Le joueur inclina le front en signe d’assentiment.

— En vérité, reprit l’ex-militaire, il n’est sorte de tracasserie qu’on ne nous suscite. Ne vont-ils pas jusqu’à dire que j’ai été remercié en France et que j’eusse été cassé, à la tête de ma compagnie, sans mon prompt départ.

— Vous jouez gros jeu, M. de Vannes.

— C’est une maudite habitude, mon cher conseiller. J’ai perdu, en revanche, tout l’automne dernier, et je me suis vu sur le point de me faire économe de sucrerie…

— Par la sambleu ! de Vannes, reprit un planteur de la Petite-Rivière, tu aurais fait bonne figure à pied ou à cheval autour des cases ; il faut pour cela un tempérament robuste, et je te crois plus propre à réussir au cavagnol ou au biribi que dans l’inspection des jardins et des caféiêres, comme Platon que voici…

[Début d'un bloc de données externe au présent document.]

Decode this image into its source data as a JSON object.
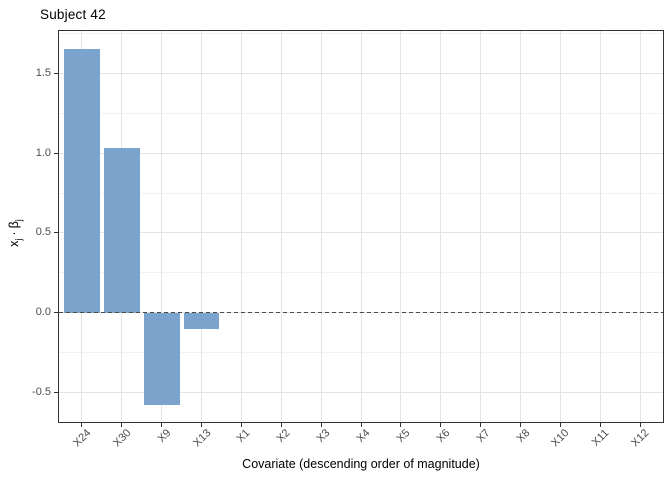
{
  "window": {
    "background": "#FFFFFF"
  },
  "chart_data": {
    "type": "bar",
    "title": "Subject 42",
    "xlabel": "Covariate (descending order of magnitude)",
    "ylabel": "x_j · β_j",
    "ylabel_parts": {
      "x": "x",
      "x_sub": "j",
      "dot": "·",
      "beta": "β",
      "beta_sub": "j"
    },
    "categories": [
      "X24",
      "X30",
      "X9",
      "X13",
      "X1",
      "X2",
      "X3",
      "X4",
      "X5",
      "X6",
      "X7",
      "X8",
      "X10",
      "X11",
      "X12"
    ],
    "values": [
      1.65,
      1.03,
      -0.58,
      -0.1,
      0,
      0,
      0,
      0,
      0,
      0,
      0,
      0,
      0,
      0,
      0
    ],
    "y_ticks": [
      -0.5,
      0.0,
      0.5,
      1.0,
      1.5
    ],
    "y_tick_labels": [
      "-0.5",
      "0.0",
      "0.5",
      "1.0",
      "1.5"
    ],
    "ylim": [
      -0.69,
      1.77
    ],
    "grid": {
      "show": true,
      "major_step": 0.5,
      "minor_step": 0.25
    },
    "zero_line": {
      "y": 0,
      "style": "dashed"
    },
    "legend": "none",
    "bar_width_fraction": 0.9,
    "colors": {
      "bar": "#7CA3CB",
      "panel_border": "#333333",
      "grid_major": "#E4E4E4",
      "grid_minor": "#F2F2F2",
      "zero_line": "#4A4A4A",
      "tick": "#333333",
      "tick_label": "#4D4D4D",
      "text": "#000000",
      "background": "#FFFFFF"
    }
  }
}
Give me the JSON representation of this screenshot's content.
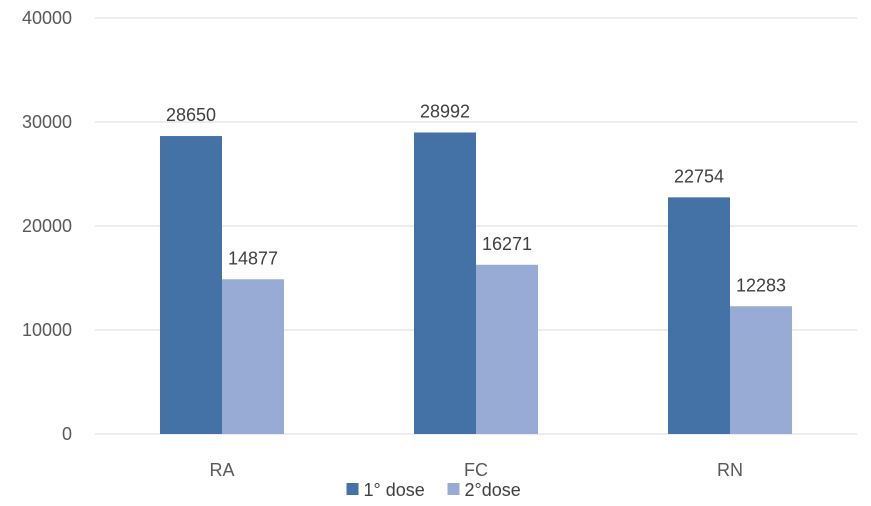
{
  "chart_data": {
    "type": "bar",
    "categories": [
      "RA",
      "FC",
      "RN"
    ],
    "series": [
      {
        "name": "1° dose",
        "values": [
          28650,
          28992,
          22754
        ],
        "color": "#4472a6"
      },
      {
        "name": "2°dose",
        "values": [
          14877,
          16271,
          12283
        ],
        "color": "#98abd4"
      }
    ],
    "y_ticks": [
      "0",
      "10000",
      "20000",
      "30000",
      "40000"
    ],
    "ylim": [
      0,
      40000
    ],
    "grid": true,
    "legend_position": "bottom",
    "title": "",
    "xlabel": "",
    "ylabel": ""
  }
}
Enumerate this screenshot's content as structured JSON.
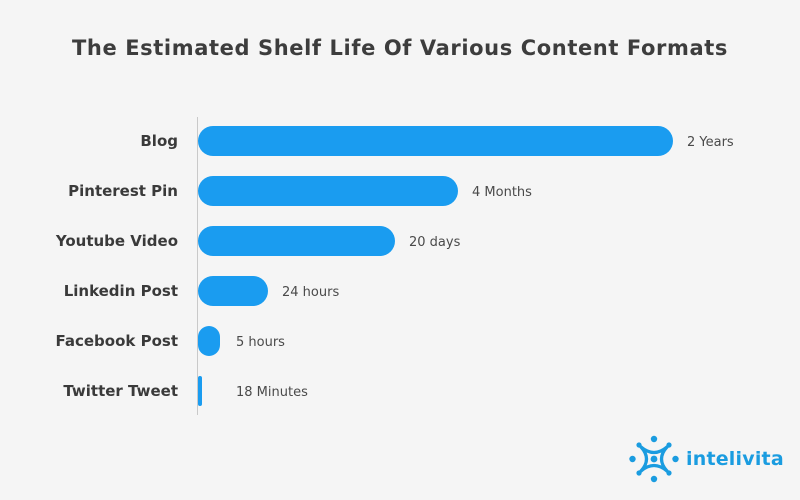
{
  "chart_data": {
    "type": "bar",
    "orientation": "horizontal",
    "title": "The Estimated Shelf Life Of Various Content Formats",
    "categories": [
      "Blog",
      "Pinterest Pin",
      "Youtube Video",
      "Linkedin Post",
      "Facebook Post",
      "Twitter Tweet"
    ],
    "values": [
      475,
      260,
      197,
      70,
      22,
      4
    ],
    "value_labels": [
      "2 Years",
      "4 Months",
      "20 days",
      "24 hours",
      "5 hours",
      "18 Minutes"
    ],
    "xlabel": "",
    "ylabel": "",
    "xlim": [
      0,
      475
    ],
    "grid": false,
    "bar_color": "#1a9cf0"
  },
  "brand": {
    "name": "intelivita",
    "logo_icon": "intelivita-logo-icon",
    "color": "#1a9ce0"
  }
}
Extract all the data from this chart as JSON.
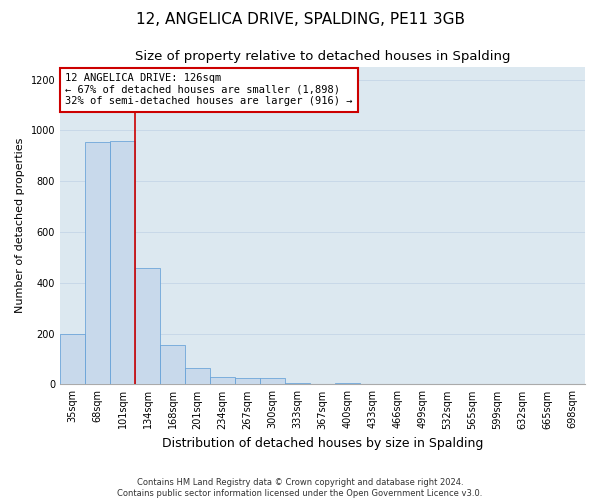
{
  "title": "12, ANGELICA DRIVE, SPALDING, PE11 3GB",
  "subtitle": "Size of property relative to detached houses in Spalding",
  "xlabel": "Distribution of detached houses by size in Spalding",
  "ylabel": "Number of detached properties",
  "categories": [
    "35sqm",
    "68sqm",
    "101sqm",
    "134sqm",
    "168sqm",
    "201sqm",
    "234sqm",
    "267sqm",
    "300sqm",
    "333sqm",
    "367sqm",
    "400sqm",
    "433sqm",
    "466sqm",
    "499sqm",
    "532sqm",
    "565sqm",
    "599sqm",
    "632sqm",
    "665sqm",
    "698sqm"
  ],
  "values": [
    200,
    955,
    960,
    460,
    155,
    65,
    30,
    25,
    25,
    5,
    0,
    5,
    0,
    0,
    0,
    0,
    0,
    0,
    0,
    0,
    0
  ],
  "bar_color": "#c8d9eb",
  "bar_edge_color": "#5b9bd5",
  "property_line_x": 2.5,
  "annotation_text": "12 ANGELICA DRIVE: 126sqm\n← 67% of detached houses are smaller (1,898)\n32% of semi-detached houses are larger (916) →",
  "annotation_box_facecolor": "#ffffff",
  "annotation_box_edgecolor": "#cc0000",
  "property_line_color": "#cc0000",
  "grid_color": "#c8d8e8",
  "plot_background": "#dce8f0",
  "ylim": [
    0,
    1250
  ],
  "yticks": [
    0,
    200,
    400,
    600,
    800,
    1000,
    1200
  ],
  "footer": "Contains HM Land Registry data © Crown copyright and database right 2024.\nContains public sector information licensed under the Open Government Licence v3.0.",
  "title_fontsize": 11,
  "subtitle_fontsize": 9.5,
  "xlabel_fontsize": 9,
  "ylabel_fontsize": 8,
  "tick_fontsize": 7,
  "annotation_fontsize": 7.5,
  "footer_fontsize": 6
}
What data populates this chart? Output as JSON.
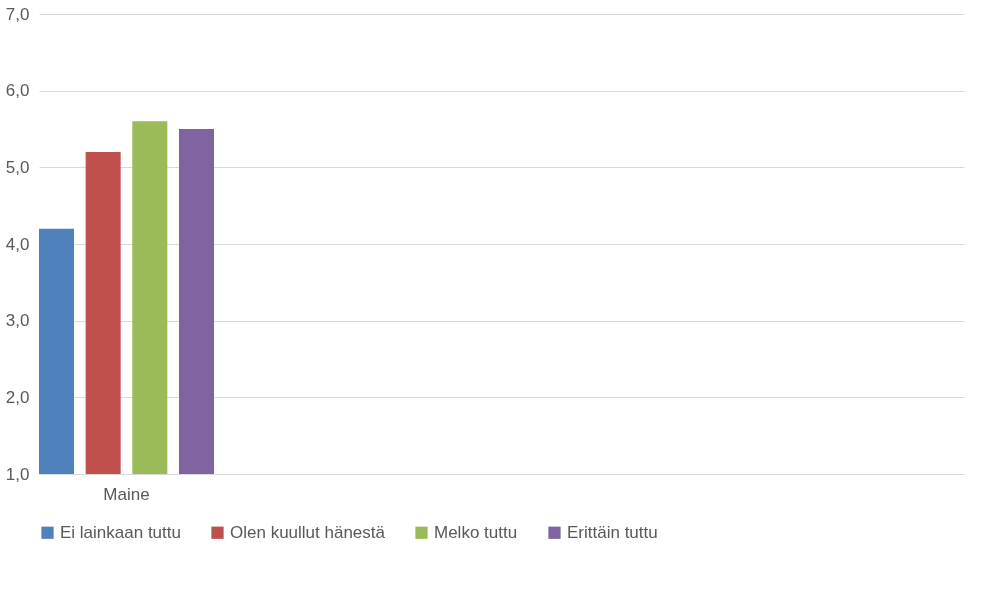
{
  "chart_data": {
    "type": "bar",
    "categories": [
      "Maine",
      null,
      null,
      null
    ],
    "series": [
      {
        "name": "Ei lainkaan tuttu",
        "color": "#4f81bd",
        "values": [
          4.2,
          null,
          null,
          null
        ]
      },
      {
        "name": "Olen kuullut hänestä",
        "color": "#c0504d",
        "values": [
          5.2,
          null,
          null,
          null
        ]
      },
      {
        "name": "Melko tuttu",
        "color": "#9bbb59",
        "values": [
          5.6,
          null,
          null,
          null
        ]
      },
      {
        "name": "Erittäin tuttu",
        "color": "#8064a2",
        "values": [
          5.5,
          null,
          null,
          null
        ]
      }
    ],
    "ylim": [
      1,
      7
    ],
    "yticks": [
      {
        "value": 1,
        "label": "1,0"
      },
      {
        "value": 2,
        "label": "2,0"
      },
      {
        "value": 3,
        "label": "3,0"
      },
      {
        "value": 4,
        "label": "4,0"
      },
      {
        "value": 5,
        "label": "5,0"
      },
      {
        "value": 6,
        "label": "6,0"
      },
      {
        "value": 7,
        "label": "7,0"
      }
    ],
    "grid": "y",
    "legend": "bottom"
  }
}
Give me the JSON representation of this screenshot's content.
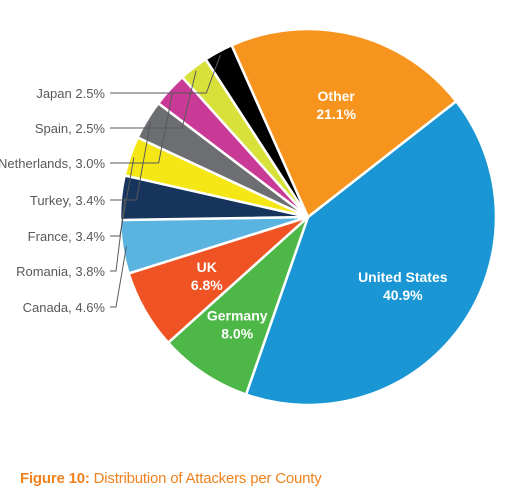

— Que veux-tu, mon cher, depuis qu’il y a un tas de roturiers qui sont venus faire à Saint-Domingue le rôle de gentilshommes, la vraie noblesse agonise…

— Ne m’en parle pas ; tu as raison, il nous pleut ici des intrigans qui font le rôle de gens d’affaires dans les villes et dans les plaines, ce sont les moteurs d’une foule de mauvais procès. M. le conseiller peut d’ailleurs ici l’avouer, un dixième des revenus de la colonie est absorbé en frais de justice. Il faut être huissier ou greffier pour briller ici…

— Cependant, monsieur, il y a plus de quatre mille soldats à entretenir, des officiers de guerre, des…

— Vous ne parlez pas des mulâtresses, messieurs, interrompit un ex-financier bossu de sa personne, qui vint s’épater au milieu de cette conversation ; les mulâtresses, bon Dieu ! voilà notre véritable ruine. Depuis 1700 surtout, c’est un luxe qui ne connaît pas de bornes.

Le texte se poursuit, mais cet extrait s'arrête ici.